Mais la différence entre les FARDC, soldats formés, et les groupes armés, c'est que les soldats suivent leur hiérarchie alors que les maï-maï suivent leurs propres règles.
"Ça va devenir incontrôlable"
A Goma, Onesphore Sematumba est spécialiste des Grands Lacs pour l'International Crisis Group. Il estime que l'on assiste à une sorte de "sous-traitance de la sécurité" par des milices qui pallient aux insuffisances de l'armée. Cela est, selon lui, "l'effet pervers" de l'appel ambigu lancé par le président Tshisekedi pour la mobilisation des jeunes au sein de "groupes de vigilance".
"Ce n'est pas le président qui les a mobilisés, c'est une sorte d'auto-remobilisation, précise le chercheur. Et cela dépasse même le Nord-Kivu car j'ai suivi que même les rebelles de la Codéco, de l'Ituri, étaient en train de se remobiliser et d'exiger qu'on leur permettre d'aller au Nord-Kivu pour lutter contre le M23 et le Rwanda. Donc ça va devenir incontrôlable."
Onesphore Sematumba cite l'exemple du général autoproclamé Janvier Karairi, de l'APLS (Alliance des patriotes pour un Congo libre et souverain) qui, d'un côté, participe cette semaine aux pourparlers de Nairobi, et de l'autre a organisé une réunion de plusieurs groupes armés opposés au M23 pour élaborer une stratégie commune – sans l'armée congolaise.
Le retour en force des groupes armés dans l'est de la RDC risque dans un premier temps de s'accompagner d'un réarmement massif qui posera problème pour restaurer la paix.
Alors que faire ?
Nos interlocuteurs ne croient pas vraiment au succès des pourparlers de Nairobi.

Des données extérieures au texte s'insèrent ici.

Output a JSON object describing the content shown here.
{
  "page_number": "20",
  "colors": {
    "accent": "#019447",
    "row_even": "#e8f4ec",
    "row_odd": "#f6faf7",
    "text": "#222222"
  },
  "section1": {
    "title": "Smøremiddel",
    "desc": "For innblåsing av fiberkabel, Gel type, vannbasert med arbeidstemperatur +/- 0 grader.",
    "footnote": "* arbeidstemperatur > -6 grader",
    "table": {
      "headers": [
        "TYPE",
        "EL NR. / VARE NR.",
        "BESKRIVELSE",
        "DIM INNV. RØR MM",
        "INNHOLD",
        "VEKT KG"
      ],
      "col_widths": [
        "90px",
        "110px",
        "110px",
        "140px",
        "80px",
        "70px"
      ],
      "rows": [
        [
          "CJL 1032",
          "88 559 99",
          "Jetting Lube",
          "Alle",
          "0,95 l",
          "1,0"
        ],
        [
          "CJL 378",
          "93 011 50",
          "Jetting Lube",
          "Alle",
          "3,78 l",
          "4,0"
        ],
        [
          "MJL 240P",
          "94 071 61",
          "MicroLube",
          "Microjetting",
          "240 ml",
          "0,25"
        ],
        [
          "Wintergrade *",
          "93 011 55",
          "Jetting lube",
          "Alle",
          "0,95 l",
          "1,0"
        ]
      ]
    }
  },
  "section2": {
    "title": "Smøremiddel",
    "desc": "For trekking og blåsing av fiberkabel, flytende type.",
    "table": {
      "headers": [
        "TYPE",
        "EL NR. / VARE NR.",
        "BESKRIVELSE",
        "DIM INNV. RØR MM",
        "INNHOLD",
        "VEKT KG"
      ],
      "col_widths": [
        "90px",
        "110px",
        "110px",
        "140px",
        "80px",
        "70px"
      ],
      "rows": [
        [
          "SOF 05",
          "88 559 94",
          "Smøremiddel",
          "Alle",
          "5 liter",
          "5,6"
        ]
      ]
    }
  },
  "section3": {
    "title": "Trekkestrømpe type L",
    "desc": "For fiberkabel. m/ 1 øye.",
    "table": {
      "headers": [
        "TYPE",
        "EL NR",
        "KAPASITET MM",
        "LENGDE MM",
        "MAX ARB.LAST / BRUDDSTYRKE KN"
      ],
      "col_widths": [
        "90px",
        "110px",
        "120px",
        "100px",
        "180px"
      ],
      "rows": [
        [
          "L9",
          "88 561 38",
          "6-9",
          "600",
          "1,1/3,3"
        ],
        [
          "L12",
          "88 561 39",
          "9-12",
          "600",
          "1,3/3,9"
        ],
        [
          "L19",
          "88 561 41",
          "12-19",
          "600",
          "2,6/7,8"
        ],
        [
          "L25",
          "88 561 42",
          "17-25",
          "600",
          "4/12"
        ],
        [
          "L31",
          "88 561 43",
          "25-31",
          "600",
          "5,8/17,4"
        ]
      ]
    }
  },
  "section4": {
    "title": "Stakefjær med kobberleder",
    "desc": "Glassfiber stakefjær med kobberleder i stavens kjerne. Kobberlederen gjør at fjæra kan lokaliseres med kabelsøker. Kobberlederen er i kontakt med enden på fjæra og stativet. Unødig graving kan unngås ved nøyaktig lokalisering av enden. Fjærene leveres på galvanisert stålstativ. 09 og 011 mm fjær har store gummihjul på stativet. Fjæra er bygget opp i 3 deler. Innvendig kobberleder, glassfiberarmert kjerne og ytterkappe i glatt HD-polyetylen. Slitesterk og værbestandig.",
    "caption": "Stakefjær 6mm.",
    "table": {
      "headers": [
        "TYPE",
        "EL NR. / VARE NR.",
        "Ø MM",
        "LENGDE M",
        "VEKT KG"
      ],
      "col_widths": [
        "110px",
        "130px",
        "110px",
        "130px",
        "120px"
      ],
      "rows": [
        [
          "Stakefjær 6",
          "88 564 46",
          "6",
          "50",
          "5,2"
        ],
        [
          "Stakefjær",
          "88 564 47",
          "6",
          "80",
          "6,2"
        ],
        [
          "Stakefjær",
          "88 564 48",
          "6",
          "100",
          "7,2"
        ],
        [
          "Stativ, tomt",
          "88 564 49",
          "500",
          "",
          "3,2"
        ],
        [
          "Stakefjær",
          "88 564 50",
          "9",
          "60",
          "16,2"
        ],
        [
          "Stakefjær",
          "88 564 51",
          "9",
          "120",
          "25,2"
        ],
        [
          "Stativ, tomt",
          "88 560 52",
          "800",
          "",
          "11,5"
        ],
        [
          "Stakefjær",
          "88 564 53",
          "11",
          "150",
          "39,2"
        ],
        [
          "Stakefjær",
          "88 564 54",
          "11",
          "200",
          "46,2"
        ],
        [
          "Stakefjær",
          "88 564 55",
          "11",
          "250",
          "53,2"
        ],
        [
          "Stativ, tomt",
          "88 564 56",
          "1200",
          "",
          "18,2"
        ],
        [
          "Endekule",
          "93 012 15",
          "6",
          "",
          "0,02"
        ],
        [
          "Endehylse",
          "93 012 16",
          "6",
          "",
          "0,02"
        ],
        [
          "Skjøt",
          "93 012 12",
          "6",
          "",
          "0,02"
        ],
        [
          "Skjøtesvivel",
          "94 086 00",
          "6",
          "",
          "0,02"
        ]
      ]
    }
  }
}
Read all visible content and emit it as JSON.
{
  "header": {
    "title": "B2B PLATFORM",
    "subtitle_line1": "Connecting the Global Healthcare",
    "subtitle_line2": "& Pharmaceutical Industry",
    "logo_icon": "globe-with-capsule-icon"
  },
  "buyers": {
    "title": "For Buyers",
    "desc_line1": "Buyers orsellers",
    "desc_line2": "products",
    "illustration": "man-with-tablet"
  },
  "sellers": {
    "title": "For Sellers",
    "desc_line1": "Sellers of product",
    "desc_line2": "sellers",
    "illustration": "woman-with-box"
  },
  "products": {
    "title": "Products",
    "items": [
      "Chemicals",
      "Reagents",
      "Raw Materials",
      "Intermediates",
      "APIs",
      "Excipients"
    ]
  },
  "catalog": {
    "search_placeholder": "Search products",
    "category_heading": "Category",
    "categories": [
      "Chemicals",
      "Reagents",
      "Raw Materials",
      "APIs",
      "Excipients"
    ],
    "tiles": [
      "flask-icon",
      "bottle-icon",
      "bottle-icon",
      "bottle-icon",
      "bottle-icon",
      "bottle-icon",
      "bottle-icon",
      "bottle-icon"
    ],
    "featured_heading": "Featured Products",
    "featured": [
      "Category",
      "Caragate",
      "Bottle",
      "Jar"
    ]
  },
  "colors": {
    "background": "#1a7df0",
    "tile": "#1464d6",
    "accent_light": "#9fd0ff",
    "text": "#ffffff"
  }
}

Ils sont tous conscients qu'il faudra procéder par étapes.
Chantal Faida, activiste sociale à Goma, propose plusieurs pistes : "la diplomatie, des sanctions économiques contre le Rwanda et l'Ouganda et d'autres pays qui cherchent à contrôler les ressources congolaises, que le gouvernement congolais s'assume, avec une armée forte qui protège tous ses citoyens".
Chantal Faida recommande aussi que soit alloué "le budget au programme de désarmement et démobilisation. C'est ainsi qu'on pourra passer à la justice transitionnelle. Si on lutte contre le chômage, exacerbé par des situations de guerres récurrentes, les jeunes ne s'enrôleront plus dans les groupes armés locaux."
En attendant, depuis plusieurs jours, des femmes, des enfants s'en vont à pied du territoire de Rutshuru et parcourent plus d'une centaine de kilomètres en direction du territoire de Lubero et de Kanyabayonga, pour chercher une protection auprès des autorités.